3. Poor communication
Even if you do get your IT support vendor on the phone and they send over people to resolve your problems, communication can become another area where poor responsiveness hurts you. A few examples of poor communication include:
- Script reading: You call up your IT support vendor and explain your problem. Instead of listening to you, they read off a script that covers troubleshooting clearly irrelevant to the issue at hand. When you ask them about something off-script, they stumble, cannot answer you, and tell you someone “higher up” will get back to you.
- Jargon: Conversely, a technician may respond to your IT issue by throwing a lot of technical jargon your way. You become more confused, ask for clarification, and they double down on the jargon—sometimes even sounding upset at you.
- Professionalism: Instead of addressing you with clear questions and answers, following a process, and treating you respectfully (even if you happen to be angry or frustrated with the issue), some IT support vendors may act like arrogant adolescents or lazy adults complacent in their technology knowledge.
- Failing to provide you business continuity: When addressing an IT issue, fixing the problem is only one aspect. If a server fails, it’s not enough to tell you they will eventually fix it. What’s the plan for your currently dead server that you use to run payroll? Your IT helpdesk needs to communicate a plan for business continuity while they fix the bigger problem.
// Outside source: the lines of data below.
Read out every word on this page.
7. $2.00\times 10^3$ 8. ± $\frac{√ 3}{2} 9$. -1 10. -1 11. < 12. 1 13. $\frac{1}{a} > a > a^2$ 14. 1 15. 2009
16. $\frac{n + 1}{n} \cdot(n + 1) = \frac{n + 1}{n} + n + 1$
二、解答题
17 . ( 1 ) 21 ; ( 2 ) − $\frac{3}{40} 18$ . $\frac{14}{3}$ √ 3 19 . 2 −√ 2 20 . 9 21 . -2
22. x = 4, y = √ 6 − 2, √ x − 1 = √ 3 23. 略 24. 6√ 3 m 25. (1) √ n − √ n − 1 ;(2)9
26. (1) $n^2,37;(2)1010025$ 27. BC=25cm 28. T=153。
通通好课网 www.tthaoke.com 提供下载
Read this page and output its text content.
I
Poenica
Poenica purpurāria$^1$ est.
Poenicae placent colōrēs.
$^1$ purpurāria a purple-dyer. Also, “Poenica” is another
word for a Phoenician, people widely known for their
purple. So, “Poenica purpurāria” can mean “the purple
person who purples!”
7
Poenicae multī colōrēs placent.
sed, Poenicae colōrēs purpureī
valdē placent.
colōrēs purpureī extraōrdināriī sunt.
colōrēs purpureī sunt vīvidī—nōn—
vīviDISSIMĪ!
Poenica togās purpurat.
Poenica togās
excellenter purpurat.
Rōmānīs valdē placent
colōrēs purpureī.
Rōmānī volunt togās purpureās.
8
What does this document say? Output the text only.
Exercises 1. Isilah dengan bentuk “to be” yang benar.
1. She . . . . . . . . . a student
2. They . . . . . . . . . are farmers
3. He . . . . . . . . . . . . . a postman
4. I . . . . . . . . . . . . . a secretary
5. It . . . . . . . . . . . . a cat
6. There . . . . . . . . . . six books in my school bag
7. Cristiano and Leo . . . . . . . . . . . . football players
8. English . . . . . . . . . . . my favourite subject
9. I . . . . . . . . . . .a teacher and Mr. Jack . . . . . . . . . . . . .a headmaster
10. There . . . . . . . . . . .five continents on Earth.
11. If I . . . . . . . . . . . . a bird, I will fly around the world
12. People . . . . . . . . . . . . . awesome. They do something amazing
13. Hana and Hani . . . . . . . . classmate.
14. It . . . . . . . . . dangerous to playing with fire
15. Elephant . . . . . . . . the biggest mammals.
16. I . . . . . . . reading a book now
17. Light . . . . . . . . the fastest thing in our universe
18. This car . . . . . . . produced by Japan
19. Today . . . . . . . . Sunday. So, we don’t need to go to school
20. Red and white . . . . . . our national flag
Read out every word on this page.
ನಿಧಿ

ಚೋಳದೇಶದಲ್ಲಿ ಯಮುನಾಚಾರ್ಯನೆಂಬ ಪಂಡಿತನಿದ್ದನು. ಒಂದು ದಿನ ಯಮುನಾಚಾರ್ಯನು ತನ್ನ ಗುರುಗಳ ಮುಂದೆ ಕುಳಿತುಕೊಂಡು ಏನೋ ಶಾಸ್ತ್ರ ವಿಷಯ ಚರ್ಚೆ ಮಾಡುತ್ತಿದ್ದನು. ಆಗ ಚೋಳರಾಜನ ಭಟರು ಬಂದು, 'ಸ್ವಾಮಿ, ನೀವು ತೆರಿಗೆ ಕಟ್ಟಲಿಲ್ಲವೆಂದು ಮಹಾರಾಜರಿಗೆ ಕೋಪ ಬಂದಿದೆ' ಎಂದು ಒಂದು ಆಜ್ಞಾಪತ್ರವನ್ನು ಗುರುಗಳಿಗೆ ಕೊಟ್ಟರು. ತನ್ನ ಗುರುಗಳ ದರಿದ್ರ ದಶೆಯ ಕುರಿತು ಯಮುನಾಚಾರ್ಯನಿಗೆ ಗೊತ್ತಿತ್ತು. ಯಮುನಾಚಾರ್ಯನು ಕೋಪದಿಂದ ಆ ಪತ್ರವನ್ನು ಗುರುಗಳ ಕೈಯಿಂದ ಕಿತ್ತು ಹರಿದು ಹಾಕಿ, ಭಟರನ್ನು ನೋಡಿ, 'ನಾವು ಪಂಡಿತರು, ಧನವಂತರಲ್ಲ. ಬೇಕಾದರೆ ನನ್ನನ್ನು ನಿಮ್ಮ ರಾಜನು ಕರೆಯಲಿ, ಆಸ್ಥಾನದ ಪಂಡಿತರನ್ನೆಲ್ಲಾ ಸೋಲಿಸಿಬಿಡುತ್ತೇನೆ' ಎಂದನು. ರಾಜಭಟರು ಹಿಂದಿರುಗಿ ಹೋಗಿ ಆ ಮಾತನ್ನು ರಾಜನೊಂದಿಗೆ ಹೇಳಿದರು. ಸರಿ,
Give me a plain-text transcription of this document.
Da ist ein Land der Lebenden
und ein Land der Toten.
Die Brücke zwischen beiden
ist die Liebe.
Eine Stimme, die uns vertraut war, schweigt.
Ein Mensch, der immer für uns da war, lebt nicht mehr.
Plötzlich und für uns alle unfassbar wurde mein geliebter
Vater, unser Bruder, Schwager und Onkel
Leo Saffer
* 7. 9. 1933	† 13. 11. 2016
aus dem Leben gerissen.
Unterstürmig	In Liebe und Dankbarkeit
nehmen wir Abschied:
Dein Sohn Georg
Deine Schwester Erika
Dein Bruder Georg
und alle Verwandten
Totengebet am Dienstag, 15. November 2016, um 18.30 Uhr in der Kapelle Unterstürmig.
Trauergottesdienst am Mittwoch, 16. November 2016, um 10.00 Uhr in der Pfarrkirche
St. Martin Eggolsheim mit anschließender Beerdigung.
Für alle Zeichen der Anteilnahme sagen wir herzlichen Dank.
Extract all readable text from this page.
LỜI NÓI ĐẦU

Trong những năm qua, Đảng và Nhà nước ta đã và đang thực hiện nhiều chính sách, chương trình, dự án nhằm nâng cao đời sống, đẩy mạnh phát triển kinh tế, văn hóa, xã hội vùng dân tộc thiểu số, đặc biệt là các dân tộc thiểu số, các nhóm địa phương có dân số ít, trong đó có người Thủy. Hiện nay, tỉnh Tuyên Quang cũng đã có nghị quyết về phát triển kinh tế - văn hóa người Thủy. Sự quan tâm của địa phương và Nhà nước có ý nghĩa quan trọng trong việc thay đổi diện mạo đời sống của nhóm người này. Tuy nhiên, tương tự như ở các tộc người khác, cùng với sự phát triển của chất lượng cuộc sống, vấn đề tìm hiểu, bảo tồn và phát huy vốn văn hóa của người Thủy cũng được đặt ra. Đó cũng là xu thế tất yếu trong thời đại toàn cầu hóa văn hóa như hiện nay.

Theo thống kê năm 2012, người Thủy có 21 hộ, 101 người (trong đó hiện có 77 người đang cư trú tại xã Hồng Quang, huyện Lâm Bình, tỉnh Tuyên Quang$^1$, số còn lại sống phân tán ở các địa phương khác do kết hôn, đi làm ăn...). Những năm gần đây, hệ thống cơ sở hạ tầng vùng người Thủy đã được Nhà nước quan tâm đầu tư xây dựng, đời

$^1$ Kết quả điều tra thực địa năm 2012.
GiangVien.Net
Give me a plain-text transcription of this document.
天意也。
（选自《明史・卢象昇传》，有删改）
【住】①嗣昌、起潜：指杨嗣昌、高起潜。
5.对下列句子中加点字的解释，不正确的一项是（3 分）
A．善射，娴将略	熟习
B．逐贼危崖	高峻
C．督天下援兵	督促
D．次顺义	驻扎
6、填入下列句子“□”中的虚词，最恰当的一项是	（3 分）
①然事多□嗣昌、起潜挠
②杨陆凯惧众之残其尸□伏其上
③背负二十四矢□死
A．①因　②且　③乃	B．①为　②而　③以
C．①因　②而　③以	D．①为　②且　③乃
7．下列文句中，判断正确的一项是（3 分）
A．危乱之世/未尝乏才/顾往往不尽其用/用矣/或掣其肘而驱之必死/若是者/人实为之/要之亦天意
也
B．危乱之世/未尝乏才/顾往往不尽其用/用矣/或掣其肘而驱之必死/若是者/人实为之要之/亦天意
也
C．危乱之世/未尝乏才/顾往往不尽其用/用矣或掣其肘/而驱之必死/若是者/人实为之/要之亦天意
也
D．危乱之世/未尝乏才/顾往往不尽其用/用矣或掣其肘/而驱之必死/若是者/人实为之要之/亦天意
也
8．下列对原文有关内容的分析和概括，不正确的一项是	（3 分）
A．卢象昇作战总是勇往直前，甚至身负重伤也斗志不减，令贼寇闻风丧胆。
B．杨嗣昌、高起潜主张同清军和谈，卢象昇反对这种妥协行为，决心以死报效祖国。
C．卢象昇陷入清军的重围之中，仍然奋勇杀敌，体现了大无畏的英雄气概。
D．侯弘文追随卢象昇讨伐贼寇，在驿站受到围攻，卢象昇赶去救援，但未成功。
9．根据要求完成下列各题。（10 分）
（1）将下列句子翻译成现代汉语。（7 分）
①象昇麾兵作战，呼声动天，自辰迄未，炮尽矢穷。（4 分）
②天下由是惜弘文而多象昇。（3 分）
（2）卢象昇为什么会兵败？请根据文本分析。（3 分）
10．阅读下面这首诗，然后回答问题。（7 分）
Sadly, we hear too many stories about IT support vendors that want to get away with doing as little work as possible. Accountability is important, and an IT helpdesk should step up to help without prodding or begging. Examples of common accountability issues include:
- The blame game: If an IT issue occurs, then somehow it’s not your IT support vendor’s fault or problem. They blame the hardware vendor, the software vendor, another technology vendor, the police department, the city clerk, etc. Instead, an IT helpdesk needs to take ownership of an IT issue and objectively get to the root cause.
- Laziness: Laziness manifests itself in the way an IT support vendor investigates and “solves” an IT problem. Simply telling you to restart a server or computer that’s always having problems is not acceptable. Ignoring red and yellow flags raised by software that monitors your systems is unacceptable. Giving up quickly after spending a few minutes helping you is unacceptable.
- “Non-Vendor Management”: We always prominently list “vendor management” as an important part of IT in a Box. That’s because we want to make clear that the Sophicity helpdesk takes ownership in working with your hardware and software vendors to resolve issues. You should not be dealing with those issues. Yet, many IT support vendors tell you it’s not their responsibility and that you should call those vendors when you’re having problems with your hardware and software—a version of “It’s not MY problem!” This is unacceptable.
Responsiveness is crucial from your IT support when resolving issues. Based on the four areas above, how would you judge your IT support vendor’s responsiveness? Are they worth the money you’re spending?